- The European Central Bank will allow for a temporary overshoot of inflation.
- No tightening is on the cards before the ECB forecasts short-term 2% price rises.
- The bank will also consider core inflation, another material shift.
Promises made, promises kept – European Central Bank President Christine Lagarde has delivered a dovish policy shift, exceeding market expectations and defying hawkish members. That should keep EUR/USD depressed even if the dollar remains on the back foot.
Here are the three major changes:
1) Temporary overshoot of inflation
This may also imply a transitory period in which inflation is moderately above target
This sentence in the ECB's statement is hard to swallow for hawks on the Governing Council, especially the German ones. The bank is officially allowing inflation to exceed the 2% target.
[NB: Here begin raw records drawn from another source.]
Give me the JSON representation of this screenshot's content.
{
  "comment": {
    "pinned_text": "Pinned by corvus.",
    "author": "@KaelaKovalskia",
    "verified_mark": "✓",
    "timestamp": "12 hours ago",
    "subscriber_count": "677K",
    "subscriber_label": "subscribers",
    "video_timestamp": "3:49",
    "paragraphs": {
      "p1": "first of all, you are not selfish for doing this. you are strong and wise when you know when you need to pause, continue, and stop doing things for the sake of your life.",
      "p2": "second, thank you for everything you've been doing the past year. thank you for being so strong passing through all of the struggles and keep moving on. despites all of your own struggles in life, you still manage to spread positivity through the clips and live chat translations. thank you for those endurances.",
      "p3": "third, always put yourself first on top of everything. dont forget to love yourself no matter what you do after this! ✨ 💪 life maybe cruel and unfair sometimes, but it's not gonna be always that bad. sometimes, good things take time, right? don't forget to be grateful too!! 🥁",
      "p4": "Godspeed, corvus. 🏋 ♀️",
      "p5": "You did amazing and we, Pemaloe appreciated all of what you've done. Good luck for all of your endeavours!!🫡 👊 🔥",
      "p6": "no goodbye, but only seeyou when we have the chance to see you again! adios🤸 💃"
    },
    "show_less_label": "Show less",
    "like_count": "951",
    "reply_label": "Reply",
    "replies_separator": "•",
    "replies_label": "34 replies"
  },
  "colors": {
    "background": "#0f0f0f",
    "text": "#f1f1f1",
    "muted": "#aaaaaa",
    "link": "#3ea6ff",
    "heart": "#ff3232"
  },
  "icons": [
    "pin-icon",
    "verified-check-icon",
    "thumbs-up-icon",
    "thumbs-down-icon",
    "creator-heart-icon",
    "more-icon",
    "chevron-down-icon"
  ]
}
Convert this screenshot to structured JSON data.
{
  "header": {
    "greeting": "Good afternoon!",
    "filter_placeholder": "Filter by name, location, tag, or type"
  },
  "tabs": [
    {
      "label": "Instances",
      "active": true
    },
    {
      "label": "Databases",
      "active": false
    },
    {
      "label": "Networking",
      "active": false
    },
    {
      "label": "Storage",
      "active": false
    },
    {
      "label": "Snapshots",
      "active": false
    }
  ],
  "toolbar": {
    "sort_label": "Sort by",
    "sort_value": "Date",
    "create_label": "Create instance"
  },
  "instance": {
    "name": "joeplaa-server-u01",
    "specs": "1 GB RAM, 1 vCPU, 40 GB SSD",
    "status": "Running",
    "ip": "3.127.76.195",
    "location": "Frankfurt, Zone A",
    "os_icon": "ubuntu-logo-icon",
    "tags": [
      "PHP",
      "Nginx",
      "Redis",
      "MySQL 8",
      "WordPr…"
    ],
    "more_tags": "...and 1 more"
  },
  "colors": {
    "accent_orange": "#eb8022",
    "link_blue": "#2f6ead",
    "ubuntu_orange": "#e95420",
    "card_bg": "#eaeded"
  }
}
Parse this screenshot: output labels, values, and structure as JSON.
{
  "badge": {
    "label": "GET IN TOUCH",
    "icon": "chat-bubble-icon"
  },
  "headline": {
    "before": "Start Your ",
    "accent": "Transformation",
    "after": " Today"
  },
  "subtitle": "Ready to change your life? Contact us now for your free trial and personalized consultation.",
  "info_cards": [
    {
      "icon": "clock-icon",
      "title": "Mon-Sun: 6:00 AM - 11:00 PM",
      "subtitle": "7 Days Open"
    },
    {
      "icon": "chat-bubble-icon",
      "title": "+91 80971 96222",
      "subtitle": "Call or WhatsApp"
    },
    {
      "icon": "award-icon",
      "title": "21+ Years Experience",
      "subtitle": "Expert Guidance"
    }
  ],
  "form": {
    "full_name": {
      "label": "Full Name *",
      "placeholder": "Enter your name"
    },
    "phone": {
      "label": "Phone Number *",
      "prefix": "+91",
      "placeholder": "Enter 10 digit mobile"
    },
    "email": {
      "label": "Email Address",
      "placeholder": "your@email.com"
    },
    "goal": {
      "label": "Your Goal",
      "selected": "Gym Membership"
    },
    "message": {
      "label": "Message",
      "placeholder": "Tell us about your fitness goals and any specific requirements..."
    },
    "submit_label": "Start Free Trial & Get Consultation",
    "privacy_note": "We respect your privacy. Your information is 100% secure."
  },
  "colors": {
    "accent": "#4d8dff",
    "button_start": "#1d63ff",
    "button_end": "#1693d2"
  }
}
While the ECB's strategic review already moved toward a symmetric inflation target of 2%, adding this line to its immediate policy rather than the high-level strategy is a material change. Allowing an overshoot in price rises means lower interest rates – and more bond-buying – for longer.
2) The white in inflation eyes
While the Fed wants to see inflation in the rearview mirror before considering any action, the ECB has a more modest target – at least forecasting that price rises hit that target in the short term. Staff forecasts have consistently projected sub-2% inflation for all timeframes. Here are the bank's words, emphasis added:
the Governing Council expects the key ECB interest rates to remain at their present or lower levels until it sees inflation reaching two per cent well ahead of the end of its projection horizon and durably for the rest of the projection horizon
Moreover, it not only wants to forecast its target in the near future but wants projections for the remainder of the horizon – three years – to consist of accelerated price rises. That is similar to the Fed's "sustainable" target. Without these two conditions, rates will be glued to zero – another euro-negative move.
3) Core counts
While the strategic review left the headline Consumer Price Index (CPI) as the preferred metric – contrary to the Fed's focus on core prices – the ECB is taking changes in non-volatile components into consideration.
judges that realised progress in underlying inflation is sufficiently advanced
After recovering from the pandemic lows, Core CPI has hit 0.9% YoY in June and nearing 2% seems like a pipedream.
Conclusion
The ECB delivered a dovish shift that should keep interest rates depressed for even longer than expected. The initial falls in EUR/USD could be only the beginning.